- Chester Chester
- Coordinates: 33°21′31″N 89°14′18″W﻿ / ﻿33.35861°N 89.23833°W
- Country: United States
- State: Mississippi
- County: Choctaw
- Elevation: 531 ft (162 m)
- Time zone: UTC-6 (Central (CST))
- • Summer (DST): UTC-5 (CDT)
- Area code: 662
- GNIS feature ID: 692883

= Chester, Mississippi =

Chester is an unincorporated community located in Choctaw County, Mississippi, United States, nine miles northwest of Ackerman.

==History==
Chester was named after Chester, South Carolina and was made the county seat of Choctaw County in 1874.

Chester was the sole county seat from 1874 until 1887. During this period of time, Chester was a prosperous town with many businesses, lawyers, and doctors located around the town square. This changed, however, in 1883, when the Canton, Aberdeen, and Nashville Railroad was completed through Choctaw County. The railroad ran through Choctaw County several miles south of Chester, and many residents of the community moved to live closer to the railroad.

In 1887, a second county courthouse was erected in Ackerman, which was located on the new railroad. Chester then became the seat of the First Judicial District of Choctaw County, while Ackerman held the Second Judicial District. Chester continued to decline, however, and on August 23, 1922, the voters of Choctaw County by a margin of 1,307 to 232 voted to consolidate the two judicial districts, ending Chester's role as a county seat of Choctaw.

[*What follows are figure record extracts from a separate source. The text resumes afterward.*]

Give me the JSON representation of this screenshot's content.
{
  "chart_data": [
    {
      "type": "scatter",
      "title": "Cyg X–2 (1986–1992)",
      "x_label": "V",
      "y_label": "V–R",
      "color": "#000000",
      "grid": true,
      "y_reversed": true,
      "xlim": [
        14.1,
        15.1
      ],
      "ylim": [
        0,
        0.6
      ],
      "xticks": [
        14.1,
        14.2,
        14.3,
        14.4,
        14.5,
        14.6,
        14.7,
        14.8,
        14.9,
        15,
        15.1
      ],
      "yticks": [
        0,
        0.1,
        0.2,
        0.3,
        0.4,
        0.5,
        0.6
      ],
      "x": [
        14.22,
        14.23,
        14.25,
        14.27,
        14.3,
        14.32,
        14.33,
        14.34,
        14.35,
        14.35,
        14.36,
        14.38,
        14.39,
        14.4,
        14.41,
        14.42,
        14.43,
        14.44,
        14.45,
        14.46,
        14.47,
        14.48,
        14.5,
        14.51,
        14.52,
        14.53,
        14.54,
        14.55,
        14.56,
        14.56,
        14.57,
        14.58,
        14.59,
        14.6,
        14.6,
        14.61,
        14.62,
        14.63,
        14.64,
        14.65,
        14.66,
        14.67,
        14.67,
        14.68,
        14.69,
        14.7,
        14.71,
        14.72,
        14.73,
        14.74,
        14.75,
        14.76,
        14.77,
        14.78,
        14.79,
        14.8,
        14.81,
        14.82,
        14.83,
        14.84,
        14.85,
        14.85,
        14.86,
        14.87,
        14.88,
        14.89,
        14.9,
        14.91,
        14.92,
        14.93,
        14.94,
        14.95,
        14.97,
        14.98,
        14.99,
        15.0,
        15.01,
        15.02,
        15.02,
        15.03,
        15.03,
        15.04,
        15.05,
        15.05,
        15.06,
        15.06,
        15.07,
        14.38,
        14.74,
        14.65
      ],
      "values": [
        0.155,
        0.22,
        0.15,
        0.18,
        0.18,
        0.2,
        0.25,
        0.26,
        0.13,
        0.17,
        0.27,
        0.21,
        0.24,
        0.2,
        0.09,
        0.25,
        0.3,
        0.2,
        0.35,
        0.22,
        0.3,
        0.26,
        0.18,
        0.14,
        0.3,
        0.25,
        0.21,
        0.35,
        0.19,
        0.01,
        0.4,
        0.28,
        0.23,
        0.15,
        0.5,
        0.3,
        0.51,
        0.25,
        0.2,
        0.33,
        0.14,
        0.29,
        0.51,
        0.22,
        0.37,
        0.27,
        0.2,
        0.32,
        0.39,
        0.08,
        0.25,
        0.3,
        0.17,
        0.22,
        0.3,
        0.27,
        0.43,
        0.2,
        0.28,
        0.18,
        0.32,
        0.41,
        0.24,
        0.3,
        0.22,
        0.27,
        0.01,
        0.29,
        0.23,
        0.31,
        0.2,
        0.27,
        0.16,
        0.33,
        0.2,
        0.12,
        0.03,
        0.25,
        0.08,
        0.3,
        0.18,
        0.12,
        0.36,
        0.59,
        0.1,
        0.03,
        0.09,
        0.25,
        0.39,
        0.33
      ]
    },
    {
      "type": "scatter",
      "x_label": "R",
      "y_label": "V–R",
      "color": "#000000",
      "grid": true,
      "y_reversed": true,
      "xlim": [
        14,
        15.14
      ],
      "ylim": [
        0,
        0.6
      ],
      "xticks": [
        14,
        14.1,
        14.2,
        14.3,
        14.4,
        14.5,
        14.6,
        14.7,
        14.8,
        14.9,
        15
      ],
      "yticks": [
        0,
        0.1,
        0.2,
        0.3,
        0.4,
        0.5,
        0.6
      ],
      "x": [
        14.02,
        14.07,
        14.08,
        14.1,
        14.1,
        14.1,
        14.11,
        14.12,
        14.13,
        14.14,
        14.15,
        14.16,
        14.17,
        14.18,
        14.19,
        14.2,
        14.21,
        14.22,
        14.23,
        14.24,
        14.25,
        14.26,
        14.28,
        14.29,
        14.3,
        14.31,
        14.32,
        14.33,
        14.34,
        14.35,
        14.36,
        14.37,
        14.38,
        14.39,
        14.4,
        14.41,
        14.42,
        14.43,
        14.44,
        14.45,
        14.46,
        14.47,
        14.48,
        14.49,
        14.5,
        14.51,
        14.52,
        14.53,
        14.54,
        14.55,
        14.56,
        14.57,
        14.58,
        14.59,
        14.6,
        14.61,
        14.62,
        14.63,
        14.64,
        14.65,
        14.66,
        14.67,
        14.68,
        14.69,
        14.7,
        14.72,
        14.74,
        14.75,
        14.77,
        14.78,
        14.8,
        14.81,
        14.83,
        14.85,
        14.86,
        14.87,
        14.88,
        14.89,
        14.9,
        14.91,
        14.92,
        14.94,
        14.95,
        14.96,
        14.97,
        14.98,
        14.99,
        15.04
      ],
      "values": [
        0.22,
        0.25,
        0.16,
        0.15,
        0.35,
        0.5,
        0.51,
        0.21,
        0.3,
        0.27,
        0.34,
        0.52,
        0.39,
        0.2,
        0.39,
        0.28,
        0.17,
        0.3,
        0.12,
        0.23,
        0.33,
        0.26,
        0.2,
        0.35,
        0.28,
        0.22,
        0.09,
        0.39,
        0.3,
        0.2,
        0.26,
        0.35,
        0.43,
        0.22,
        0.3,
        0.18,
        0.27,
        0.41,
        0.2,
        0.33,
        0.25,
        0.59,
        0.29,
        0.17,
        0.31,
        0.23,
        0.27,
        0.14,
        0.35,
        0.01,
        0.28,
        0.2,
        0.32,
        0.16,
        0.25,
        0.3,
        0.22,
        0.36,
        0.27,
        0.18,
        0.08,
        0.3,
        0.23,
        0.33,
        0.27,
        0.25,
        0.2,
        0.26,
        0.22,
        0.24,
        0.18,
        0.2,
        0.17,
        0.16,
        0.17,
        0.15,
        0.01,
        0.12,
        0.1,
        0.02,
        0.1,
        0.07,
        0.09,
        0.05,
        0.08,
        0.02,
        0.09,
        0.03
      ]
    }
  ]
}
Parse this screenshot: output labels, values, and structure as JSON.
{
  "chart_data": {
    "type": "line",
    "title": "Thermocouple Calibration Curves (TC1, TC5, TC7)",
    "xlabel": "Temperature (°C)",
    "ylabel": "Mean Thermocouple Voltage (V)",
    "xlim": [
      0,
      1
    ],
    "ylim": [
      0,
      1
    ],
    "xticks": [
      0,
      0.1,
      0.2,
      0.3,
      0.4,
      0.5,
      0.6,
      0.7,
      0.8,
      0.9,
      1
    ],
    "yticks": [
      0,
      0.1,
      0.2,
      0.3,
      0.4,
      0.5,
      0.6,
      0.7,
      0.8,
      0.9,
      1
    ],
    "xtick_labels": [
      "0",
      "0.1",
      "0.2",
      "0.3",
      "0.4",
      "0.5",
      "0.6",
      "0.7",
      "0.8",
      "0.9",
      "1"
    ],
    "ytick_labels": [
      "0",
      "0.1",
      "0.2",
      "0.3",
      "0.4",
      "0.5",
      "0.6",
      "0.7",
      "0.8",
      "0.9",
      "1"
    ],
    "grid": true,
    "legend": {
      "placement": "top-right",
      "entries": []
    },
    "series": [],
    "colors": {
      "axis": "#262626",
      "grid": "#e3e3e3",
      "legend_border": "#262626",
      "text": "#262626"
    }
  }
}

The courthouse was used as a school until it burned in 1928. Chester is now a small, unincorporated community with few residents and almost no business near the old town square, though there is an active Baptist church (Chester Baptist Church) located in the area.

A post office operated under the name Chester from 1876 to 1959.

The Red Hills Mine (a reclaimed open-pit lignite mine) opened nearby in 1998, with the first excavation in 1999. Coal from the mine feeds the Red Hills Power Plant, which supplies electricity to the Tennessee Valley Authority (TVA).